30 April 2020 (Last Updated April 30th, 2020 14:30)

Hundreds of sailors have started moving back on board the aircraft carrier USS Theodore Roosevelt (CVN 71) from quarantine as the ship is preparing to return to sea following a deep cleaning process due to the coronavirus (Covid-19) pandemic.

Sailors start returning on board USS Theodore Roosevelt
USS Theodore Roosevelt is preparing to return to sea following a deep cleaning process due to the Covid-19 pandemic. Credit: US Navy photo by Mass Communication Specialist Seaman Kaylianna Genier/Released.
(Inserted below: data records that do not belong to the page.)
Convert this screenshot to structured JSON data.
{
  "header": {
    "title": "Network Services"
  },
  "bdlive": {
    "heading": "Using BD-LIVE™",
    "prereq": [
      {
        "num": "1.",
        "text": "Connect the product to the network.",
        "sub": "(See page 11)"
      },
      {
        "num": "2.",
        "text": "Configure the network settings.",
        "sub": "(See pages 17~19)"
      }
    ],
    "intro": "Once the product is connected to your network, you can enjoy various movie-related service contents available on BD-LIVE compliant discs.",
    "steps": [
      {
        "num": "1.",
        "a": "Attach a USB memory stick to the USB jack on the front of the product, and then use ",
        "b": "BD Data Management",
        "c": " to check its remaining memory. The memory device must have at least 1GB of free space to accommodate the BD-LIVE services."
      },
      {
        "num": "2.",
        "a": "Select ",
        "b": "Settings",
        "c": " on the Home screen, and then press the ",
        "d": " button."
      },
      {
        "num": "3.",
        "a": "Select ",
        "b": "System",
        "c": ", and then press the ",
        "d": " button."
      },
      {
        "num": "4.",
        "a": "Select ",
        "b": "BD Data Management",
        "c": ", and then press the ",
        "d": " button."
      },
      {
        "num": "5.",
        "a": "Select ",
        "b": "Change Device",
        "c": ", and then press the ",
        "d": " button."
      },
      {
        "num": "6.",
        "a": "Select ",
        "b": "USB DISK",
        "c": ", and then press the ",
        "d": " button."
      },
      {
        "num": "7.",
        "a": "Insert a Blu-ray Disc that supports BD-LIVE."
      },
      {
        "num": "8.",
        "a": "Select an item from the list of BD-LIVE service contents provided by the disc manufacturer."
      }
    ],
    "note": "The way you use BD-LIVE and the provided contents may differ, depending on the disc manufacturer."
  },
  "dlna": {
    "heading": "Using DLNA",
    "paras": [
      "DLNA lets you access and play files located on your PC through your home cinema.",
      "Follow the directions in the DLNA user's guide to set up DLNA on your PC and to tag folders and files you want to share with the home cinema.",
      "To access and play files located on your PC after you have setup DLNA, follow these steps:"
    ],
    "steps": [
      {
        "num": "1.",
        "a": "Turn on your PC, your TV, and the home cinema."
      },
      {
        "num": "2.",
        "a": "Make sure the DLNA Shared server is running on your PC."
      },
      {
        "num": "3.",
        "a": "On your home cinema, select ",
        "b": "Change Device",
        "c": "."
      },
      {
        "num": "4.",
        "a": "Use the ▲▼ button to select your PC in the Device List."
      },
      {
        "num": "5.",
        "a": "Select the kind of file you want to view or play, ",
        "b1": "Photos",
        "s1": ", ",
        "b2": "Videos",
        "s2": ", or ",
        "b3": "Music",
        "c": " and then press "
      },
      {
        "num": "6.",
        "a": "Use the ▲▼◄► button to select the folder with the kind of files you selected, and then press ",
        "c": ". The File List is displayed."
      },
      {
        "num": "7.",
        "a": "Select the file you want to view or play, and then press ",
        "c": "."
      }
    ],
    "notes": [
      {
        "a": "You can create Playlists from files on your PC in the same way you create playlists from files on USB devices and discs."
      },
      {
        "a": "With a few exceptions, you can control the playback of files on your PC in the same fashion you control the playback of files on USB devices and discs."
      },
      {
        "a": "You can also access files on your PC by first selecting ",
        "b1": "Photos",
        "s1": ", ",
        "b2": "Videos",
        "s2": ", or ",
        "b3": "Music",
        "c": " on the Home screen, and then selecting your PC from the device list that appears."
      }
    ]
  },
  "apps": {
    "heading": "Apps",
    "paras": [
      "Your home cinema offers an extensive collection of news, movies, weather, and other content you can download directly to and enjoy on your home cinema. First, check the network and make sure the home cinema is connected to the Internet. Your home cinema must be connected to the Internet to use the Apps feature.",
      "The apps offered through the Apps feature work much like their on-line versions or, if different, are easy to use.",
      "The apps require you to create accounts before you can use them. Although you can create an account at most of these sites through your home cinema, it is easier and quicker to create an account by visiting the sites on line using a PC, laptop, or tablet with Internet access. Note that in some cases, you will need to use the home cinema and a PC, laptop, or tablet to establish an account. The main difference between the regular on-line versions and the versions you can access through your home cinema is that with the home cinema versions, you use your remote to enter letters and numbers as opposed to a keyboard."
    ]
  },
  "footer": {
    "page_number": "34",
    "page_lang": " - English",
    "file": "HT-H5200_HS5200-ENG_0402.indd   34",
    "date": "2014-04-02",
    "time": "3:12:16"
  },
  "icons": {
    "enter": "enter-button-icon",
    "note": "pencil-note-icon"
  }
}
Hundreds of sailors have started moving back on board the aircraft carrier USS Theodore Roosevelt (CVN 71) from quarantine as the ship is preparing to return to sea following a deep cleaning process due to the coronavirus (Covid-19) pandemic.

More than 4,000 sailors have been in quarantine in hotels off base after they were tested negative for Covid-19.

The movement of all sailors back onboard is expected to take several days.

Following the ship’s arrival in Guam, around 700 sailors stayed on board to maintain critical ongoing operations and to begin the cleaning process.

As part of the deep cleaning process, the ship has undergone an aggressive, multi-pronged cleaning regimen, to effectively decontaminate and protect its critical systems.

Prior to the start of disinfection, the spaces were vacated for seven days. This is four days longer than the minimum time recommended by the Centers for Disease Control and Prevention (CDC).

Spaces that were continuously operational were cleaned by sailors before leaving and immediately upon arrival.

Simultaneously, a phased insolation for the sailors was coordinated by Commander 7th Fleet, Joint Region Marianas, US Naval Hospital Guam, Naval Base Guam and the Government of Guam.

US Naval Hospital Guam commanding officer Captain Maria Young said: “Our mission is to make sure the fighting force in the fleet is ready to go at all times.

“I appreciated the sailors’ patience throughout this whole process, as we worked with one another to maintain the health and readiness of the crew and to get the Roosevelt back to sea.”